Netflix is partnering with telecoms and pay-TV operators to offer discounted and/or free service in exchange for access to new subscribers.

Would digital retail consider partnering with SVOD to sell the latter’s original content in addition to including free Netflix access with each digital transaction?

Douglas: “Everything is on the table, as long as it supports our core Fandango consumer brand promise, which is to provide premium content, whenever and wherever fans want to see it, whether it’s the theater or at home. We’re seeing new models — and more acronyms! — every day, and I’m so grateful to be a part of such an exciting era of growth and innovation at Fandango.”
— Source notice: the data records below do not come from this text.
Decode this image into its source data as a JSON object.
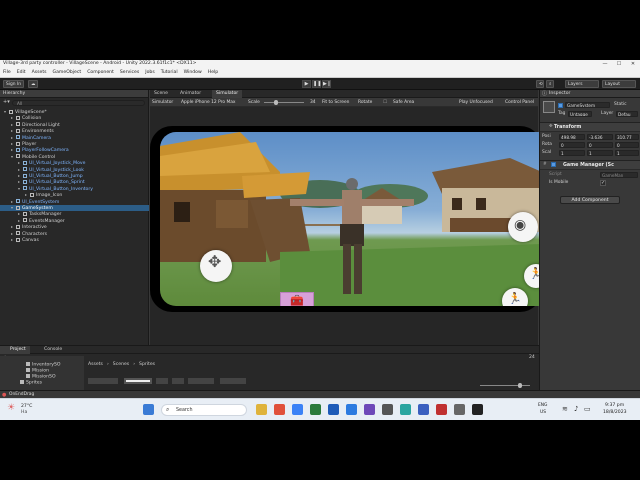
{
  "window": {
    "title": "Village-3rd party controller - VillageScene - Android - Unity 2022.3.61f1c1* <DX11>",
    "controls": [
      "—",
      "☐",
      "✕"
    ]
  },
  "menu": [
    "File",
    "Edit",
    "Assets",
    "GameObject",
    "Component",
    "Services",
    "Jobs",
    "Tutorial",
    "Window",
    "Help"
  ],
  "toolbar": {
    "signin": "Sign In",
    "layers": "Layers",
    "layout": "Layout"
  },
  "hierarchy": {
    "title": "Hierarchy",
    "search_placeholder": "All",
    "rows": [
      {
        "label": "VillageScene*",
        "depth": 0,
        "kind": "scene"
      },
      {
        "label": "Collision",
        "depth": 1
      },
      {
        "label": "Directional Light",
        "depth": 1
      },
      {
        "label": "Environments",
        "depth": 1
      },
      {
        "label": "MainCamera",
        "depth": 1,
        "blue": true
      },
      {
        "label": "Player",
        "depth": 1
      },
      {
        "label": "PlayerFollowCamera",
        "depth": 1,
        "blue": true
      },
      {
        "label": "Mobile Control",
        "depth": 1
      },
      {
        "label": "UI_Virtual_Joystick_Move",
        "depth": 2,
        "blue": true
      },
      {
        "label": "UI_Virtual_Joystick_Look",
        "depth": 2,
        "blue": true
      },
      {
        "label": "UI_Virtual_Button_Jump",
        "depth": 2,
        "blue": true
      },
      {
        "label": "UI_Virtual_Button_Sprint",
        "depth": 2,
        "blue": true
      },
      {
        "label": "UI_Virtual_Button_Inventory",
        "depth": 2,
        "blue": true
      },
      {
        "label": "Image_Icon",
        "depth": 3
      },
      {
        "label": "UI_EventSystem",
        "depth": 1,
        "blue": true
      },
      {
        "label": "GameSystem",
        "depth": 1,
        "selected": true
      },
      {
        "label": "TasksManager",
        "depth": 2
      },
      {
        "label": "EventsManager",
        "depth": 2
      },
      {
        "label": "Interactive",
        "depth": 1
      },
      {
        "label": "Characters",
        "depth": 1
      },
      {
        "label": "Canvas",
        "depth": 1
      }
    ]
  },
  "scene_tabs": [
    "Scene",
    "Animator",
    "Simulator"
  ],
  "scene_bar": {
    "mode": "Simulator",
    "device": "Apple iPhone 12 Pro Max",
    "scale_label": "Scale",
    "scale_value": "34",
    "fit": "Fit to Screen",
    "rotate": "Rotate",
    "safe_area": "Safe Area",
    "play_focus": "Play Unfocused",
    "control_panel": "Control Panel"
  },
  "inspector": {
    "title": "Inspector",
    "object_name": "GameSystem",
    "static_label": "Static",
    "tag_label": "Tag",
    "tag_value": "Untagge",
    "layer_label": "Layer",
    "layer_value": "Defau",
    "transform_title": "Transform",
    "pos_label": "Posi",
    "rot_label": "Rota",
    "scale_label": "Scal",
    "pos": [
      "498.98",
      "-3.636",
      "310.77"
    ],
    "rot": [
      "0",
      "0",
      "0"
    ],
    "scale": [
      "1",
      "1",
      "1"
    ],
    "component_title": "Game Manager (Sc",
    "script_label": "Script",
    "script_value": "GameMan",
    "is_mobile_label": "Is Mobile",
    "is_mobile": true,
    "add_component": "Add Component"
  },
  "project": {
    "tabs": [
      "Project",
      "Console"
    ],
    "folders": [
      "InventorySO",
      "Mission",
      "MissionSO",
      "Sprites"
    ],
    "breadcrumb": [
      "Assets",
      "Scenes",
      "Sprites"
    ],
    "count": "24"
  },
  "status": "OnEndDrag",
  "taskbar": {
    "weather_temp": "27°C",
    "weather_desc": "Ha",
    "search": "Search",
    "lang": "ENG",
    "region": "US",
    "time": "9:37 pm",
    "date": "18/8/2023"
  },
  "colors": {
    "selection": "#2c5d87",
    "prefab_blue": "#7fb6ff",
    "panel": "#383838"
  }
}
Smith: “Unlikely. It makes sense for someone selling bandwidth and data to partner with Netflix so that their consumers use more bandwidth (Comcast, T-Mobile). For Netflix originals (or Hulu or Amazon, for that matter) we would happily offer their content to our consumers at the kiosk or on VOD as available. In fact, we offer a number of their originals today. It is great for us as it offers consumers the opportunity to try an original at a great value, and if they like it, we can be a great acquisition channel for the respective SVOD service. Not every consumer will want to commit to a monthly fee, let alone multiple services, so we think we can stand in the gap and offer content on a transactional VOD and physical basis to help extend reach.”